Нет. Постановили: все братья лекари - и не лекари уже - воинствующие монахи. И чтобы от других таких же воинствующих отличаться - черный плащ с белым крестом.

Дисциплина военная, обязательное отправление всех дневных служб, а так же, обязательное участие в военных действиях. Отправили к Папе посольство, чтобы братство госпитальеров узаконить как орден. И - должности, должности, должности: кто печатью заведует, кто казной, кто перепиской. А кому не досталось - милости просим, помогай больным, но чтобы все согласно уставу. Когда Танкред мне показал твое письмо, я уже одной ногой на корабле стоял. Остался тебя дожидаться. Потом меня Хаген разыскал, уговорил перебраться сюда к Лерну и Гарету.

- Я слышал, - Роберт обернулся к, прятавшемуся в густой тени Лерну, - ты тоже в плену побывал?

- О, совсем не долго. У турка Торик бея. Не слыхал про такого?

- Нет.

- Он только мое имя узнал - сразу в зиндан. Воду и лепешку раз в день на веревке спускали. Темно - сиди, отдыхай. Пока я там отсыпался, двоюродный дедушка за меня выкуп прислал. И меня под белы рученьки тотчас вернули родственнику. Дед встретил опухшего со сна, решил - с голоду. Облагодетельствовал. Родной человек!

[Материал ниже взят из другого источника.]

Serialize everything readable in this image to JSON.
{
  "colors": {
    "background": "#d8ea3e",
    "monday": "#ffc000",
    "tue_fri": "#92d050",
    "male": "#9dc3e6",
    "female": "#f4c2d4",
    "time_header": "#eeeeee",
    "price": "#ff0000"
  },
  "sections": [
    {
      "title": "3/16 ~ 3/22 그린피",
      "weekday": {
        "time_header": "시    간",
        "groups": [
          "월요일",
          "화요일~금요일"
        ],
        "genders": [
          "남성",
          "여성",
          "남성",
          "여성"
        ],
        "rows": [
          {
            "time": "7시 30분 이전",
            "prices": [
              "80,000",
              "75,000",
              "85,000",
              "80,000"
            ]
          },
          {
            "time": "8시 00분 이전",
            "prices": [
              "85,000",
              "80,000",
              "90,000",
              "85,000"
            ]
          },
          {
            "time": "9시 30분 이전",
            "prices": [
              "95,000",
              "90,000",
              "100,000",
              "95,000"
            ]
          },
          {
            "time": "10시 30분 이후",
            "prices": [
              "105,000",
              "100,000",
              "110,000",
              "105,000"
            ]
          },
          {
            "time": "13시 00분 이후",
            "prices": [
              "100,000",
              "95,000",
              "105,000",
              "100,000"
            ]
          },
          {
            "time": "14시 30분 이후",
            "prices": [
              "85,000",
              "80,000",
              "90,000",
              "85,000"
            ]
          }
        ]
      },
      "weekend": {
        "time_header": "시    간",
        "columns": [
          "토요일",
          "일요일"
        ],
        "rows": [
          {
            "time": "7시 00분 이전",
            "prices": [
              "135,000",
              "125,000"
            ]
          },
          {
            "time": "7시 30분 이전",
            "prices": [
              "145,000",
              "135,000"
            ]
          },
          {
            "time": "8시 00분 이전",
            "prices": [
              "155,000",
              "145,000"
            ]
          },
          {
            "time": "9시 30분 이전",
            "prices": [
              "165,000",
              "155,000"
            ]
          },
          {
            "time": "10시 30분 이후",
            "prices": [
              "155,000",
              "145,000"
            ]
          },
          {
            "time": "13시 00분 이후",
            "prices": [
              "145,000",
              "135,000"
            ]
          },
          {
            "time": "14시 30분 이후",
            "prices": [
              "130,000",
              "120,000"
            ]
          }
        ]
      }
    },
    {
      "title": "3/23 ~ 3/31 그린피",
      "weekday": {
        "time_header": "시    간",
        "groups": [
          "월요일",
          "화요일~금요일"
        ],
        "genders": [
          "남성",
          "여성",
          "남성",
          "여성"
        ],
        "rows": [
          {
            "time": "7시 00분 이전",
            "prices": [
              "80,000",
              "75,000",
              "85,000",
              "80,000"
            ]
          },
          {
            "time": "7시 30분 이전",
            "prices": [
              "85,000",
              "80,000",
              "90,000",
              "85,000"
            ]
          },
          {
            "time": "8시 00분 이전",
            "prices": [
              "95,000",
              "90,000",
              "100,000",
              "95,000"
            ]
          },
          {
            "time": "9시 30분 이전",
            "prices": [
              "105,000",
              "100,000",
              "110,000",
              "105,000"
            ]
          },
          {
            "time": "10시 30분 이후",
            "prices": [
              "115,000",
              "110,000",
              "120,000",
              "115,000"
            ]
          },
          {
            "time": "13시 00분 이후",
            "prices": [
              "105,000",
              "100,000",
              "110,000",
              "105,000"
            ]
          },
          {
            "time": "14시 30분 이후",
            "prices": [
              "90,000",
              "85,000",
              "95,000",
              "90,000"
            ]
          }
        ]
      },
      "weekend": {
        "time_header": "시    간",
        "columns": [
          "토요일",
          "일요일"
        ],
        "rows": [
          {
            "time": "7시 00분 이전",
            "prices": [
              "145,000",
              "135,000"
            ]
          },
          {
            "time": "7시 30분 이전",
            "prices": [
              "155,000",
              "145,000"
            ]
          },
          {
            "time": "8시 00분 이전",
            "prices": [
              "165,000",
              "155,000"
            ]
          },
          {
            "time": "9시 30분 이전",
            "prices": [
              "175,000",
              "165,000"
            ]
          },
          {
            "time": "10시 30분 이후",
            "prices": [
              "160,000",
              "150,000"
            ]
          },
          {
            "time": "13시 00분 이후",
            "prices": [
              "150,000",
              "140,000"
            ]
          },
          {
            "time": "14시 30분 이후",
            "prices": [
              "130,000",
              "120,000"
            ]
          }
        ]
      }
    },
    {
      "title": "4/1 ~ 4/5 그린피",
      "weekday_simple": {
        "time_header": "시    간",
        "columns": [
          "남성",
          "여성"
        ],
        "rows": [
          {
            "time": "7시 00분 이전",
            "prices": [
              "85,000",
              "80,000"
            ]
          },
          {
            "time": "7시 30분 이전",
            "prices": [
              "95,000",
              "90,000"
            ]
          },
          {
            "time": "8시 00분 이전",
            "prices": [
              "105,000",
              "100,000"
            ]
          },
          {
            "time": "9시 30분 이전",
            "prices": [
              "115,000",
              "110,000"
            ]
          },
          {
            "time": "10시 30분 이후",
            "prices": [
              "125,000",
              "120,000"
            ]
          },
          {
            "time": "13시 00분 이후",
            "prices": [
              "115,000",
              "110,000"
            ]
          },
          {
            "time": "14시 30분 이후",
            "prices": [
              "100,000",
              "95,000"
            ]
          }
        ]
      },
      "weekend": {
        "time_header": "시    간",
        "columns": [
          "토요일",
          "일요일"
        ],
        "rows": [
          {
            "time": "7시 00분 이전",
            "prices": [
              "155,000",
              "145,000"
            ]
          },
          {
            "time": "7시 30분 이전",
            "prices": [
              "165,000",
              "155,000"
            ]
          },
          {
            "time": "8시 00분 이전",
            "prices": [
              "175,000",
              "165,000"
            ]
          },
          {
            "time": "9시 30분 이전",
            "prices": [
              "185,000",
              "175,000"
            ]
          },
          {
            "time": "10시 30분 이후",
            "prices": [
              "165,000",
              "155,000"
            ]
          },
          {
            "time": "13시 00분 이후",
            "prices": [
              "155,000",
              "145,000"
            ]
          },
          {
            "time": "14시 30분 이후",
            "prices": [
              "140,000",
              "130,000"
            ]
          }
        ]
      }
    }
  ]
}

Кстати, это он мне поведал, что над твоим золотом Большой Гуго как ворон вьется.

Только Соль с Гаретом его и удерживали. Гуго твою военную добычу давно бы в когтях утащил, да опасался Болдуина с Танкредом. Сам знаешь, Гуго у них был не в чести с самого начала. Зато Соль вхож и к тому и в другому. Тут-то мы с Гаретом и договорились твои деньги подальше увезти, чтобы глаза всяким родственникам и их прихвостням не мозолили.

Ты тогда и Гарета и Хагена вместе с Солем из Аскалона отправил. Соль их выходил.

Но почти половина твоего отряда погибла. Ясно стало - отрава. А кто отравил, пойди, дознайся. После известия о твоей смерти, остатки людей разбрелись.

Дознаваться стало некому. А Гарет, только в себя пришел, говорит: 'Живой Роберт.

Виденье мне было'. Знаем мы такие видения: в бреду, в горячке, что только не померещится. Он стоит на своем - живой! Итальянца, который с тобой в последний поиск уходил, и якобы чудом жив остался, выследил, расспросить хотел. Жаль, не получилось. Знаешь, Роберт, он так в твое спасение верил, что и мы засомневались.

Время смутное, постоянно какие-то слухи ходят: будто могучий рыцарь сто врагов победил, из плена ушел, и халифа басурманского в Иерусалим на веревке тащит.

Ерунда, конечно, а вдруг думаю это про тебя? Мало ли кто, кого хоронил? И хоронил ли вообще…

- У того итальянца, - подал голос Гарет, - на роже было написано, что он и родную мать хоронить не станет, так бросит.

- Наняли мы с Гаретом корабль и - в Венецию. Выбрали тихий, неприметный банкирский дом, все с ними обговорили. Я уже собирался в Геннегау, когда нас нашло письмо Соля о твоем возвращении. Гарет прыгал как мальчишка: 'Я говорил! Я говорил!' И тут начались непонятки. Все вроде тихо, мирно, только битым затылком чувствую - петля вокруг нас затягивается. Копошится кто-то за спиной, шушукается.

А по лопаткам - мороз. Зачем лишний раз рисковать? По дороге домой меня могли ждать, в Иерусалиме - подавно. И двинули мы на Кипр. Перед самым отплытием, я разыскал Гвидо Сальеджи и передал для тебя деньги. Тот же Гвидо мне обиняками и недомолвками, но подробно рассказал всю интригу брата вашего Филиппа, относительно выкупа. С Гвидо я передал приглашение посетить нас на благословенном острове, принадлежащем правда Византии, но вполне крестоносном.